Advies: dubbele salarisstijging voor minister
Behalve een salarisstijging van 30 procent voor een minister is er nog een verdere inhaalslag noodzakelijk om de beloningen voor leden van het kabinet te laten aansluiten bij het bedrijfsleven. Een commisie onder leiding van oud–VVD–leider Dijkstal, die de beloningen voor politici en ambtenaren onderzocht, denkt daarbij aan een extra salarisstijging van 20 procent.

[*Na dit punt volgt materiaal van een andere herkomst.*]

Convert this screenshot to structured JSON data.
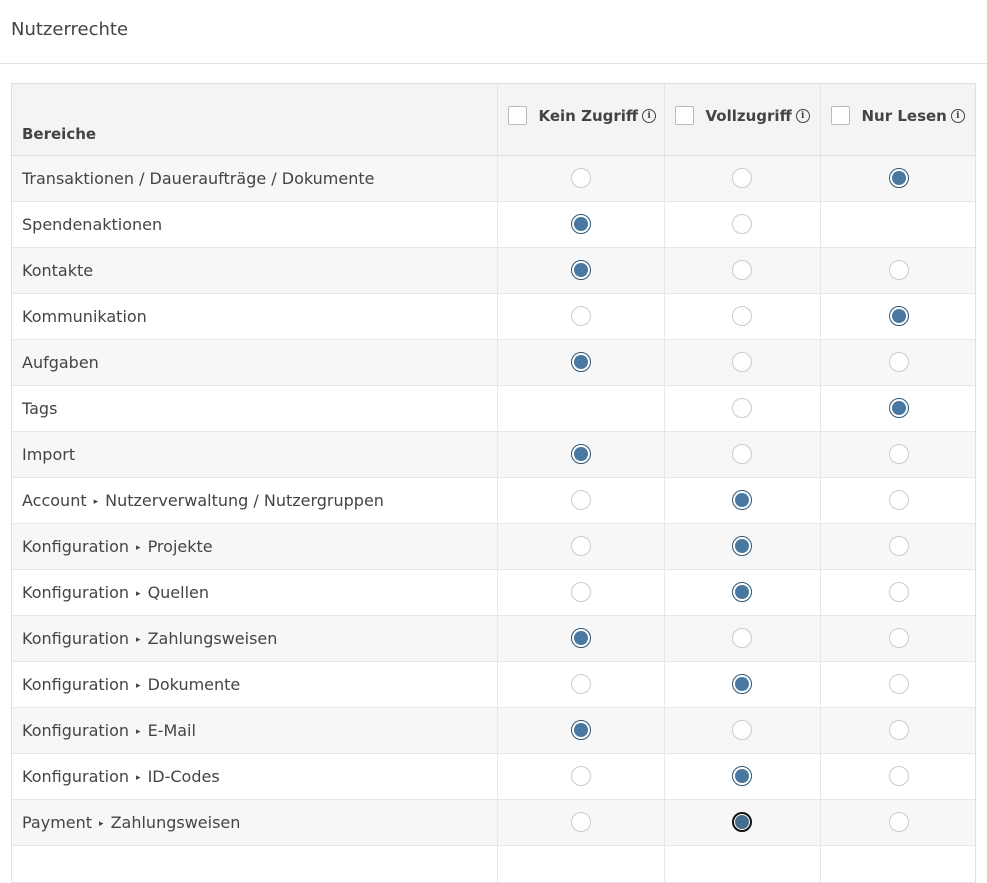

Dijkstal heeft het advies dinsdag in Den Haag aangeboden aan minister Remkes (Binnenlandse Zaken). Vorige week werd al duidelijk dat de commissie vond dat ministers weer het hoogste salaris binnen de publieke sector zouden moeten hebben. Om de achterstand met veel topambtenaren in te halen is daarom een salarissprong van 30 procent nodig. Dijkstal ziet dat graag deze kabinetsperiode nog gebeuren. Het ministerssalaris is vooral achtergebleven bij dat van topambtenaren omdat zij wel aanspraak kunnen maken op allerlei toeslagen. De extra stijging om ook in de pas te lopen met beloningen in het bedrijfsleven kan vervolgens volgens Dijkstal ook gefaseerd ingevoerd worden.
Een minister verdient nu jaarlijks ruim 120.000 euro, een stuk minder dan zijn collega’s in omringende landen en veel minder dan een groot aantal topbestuuders van bedrijven in Nederland.
Het is in de ogen van de commissie echter onnodig en onwenselijk om de salarissen helemaal gelijk te trekken met de marktsector. Werken bij de overheid is bijzonder en volgens Dijkstal speelt het salaris geen doorslaggevende rol bij het kiezen voor een publieke functie.
De commissie adviseert wel de minister–president 10 procent meer te laten verdienen dan zijn collega–ministers. Ook in het buitenland is dat wegens de zware verantwoordelijkheid vaak het geval, aldus Dijkstal. Een staatssecretaris zou daarentegen 10 procent minder dan een minister moeten verdienen.
Om orde te scheppen in de reeks toeslagen waarop topambtenaren aanspraak kunnen maken, stelt de commissie die allemaal af te schaffen en ze te vervangen voor drie nieuwe beloningsschalen. Op die manier zou het voor een secretaris–generaal op een ministerie, de hoogste ambtenaar, mogelijk zijn om door te groeien tot ruim 140.000 euro. Nu ligt zijn plafond op ruim 125.000 euro. Wel moet de topambtenaar ook in het nieuwe systeem onder het salaris van de minister blijven.
Daarnaast wil de commissie–Dijkstal dat de laatste 10 procent van het salaris van topambtenaren afhankelijk gemaakt moet worden van prestaties.
In het advies stelt de commissie ook een versobering van de wachtgeldregeling voor politieke ambtsdragers voor. Tot een leeftijd van vijftig jaar zou die tot vier jaar beperkt moeten blijven, nu is dat nog zes jaar. Ook stelt ze een sollicitatieplicht voor ambtsdragers tot 57,5 jaar voor.
De commissie zou aanvankelijk een veel breder advies uitbrengen, onder meer ook over de beloningen voor commissarissen van de koningin en burgemeesters. Omdat er volgens Dijkstal eerst een principiële keuze gemaakt moet worden over het ministerssalaris als het plafond binnen de publieke sector, ligt er nu een beperkt advies. Nu verdienen commissarissen van de koningin bijvoorbeeld nog evenveel als een minister.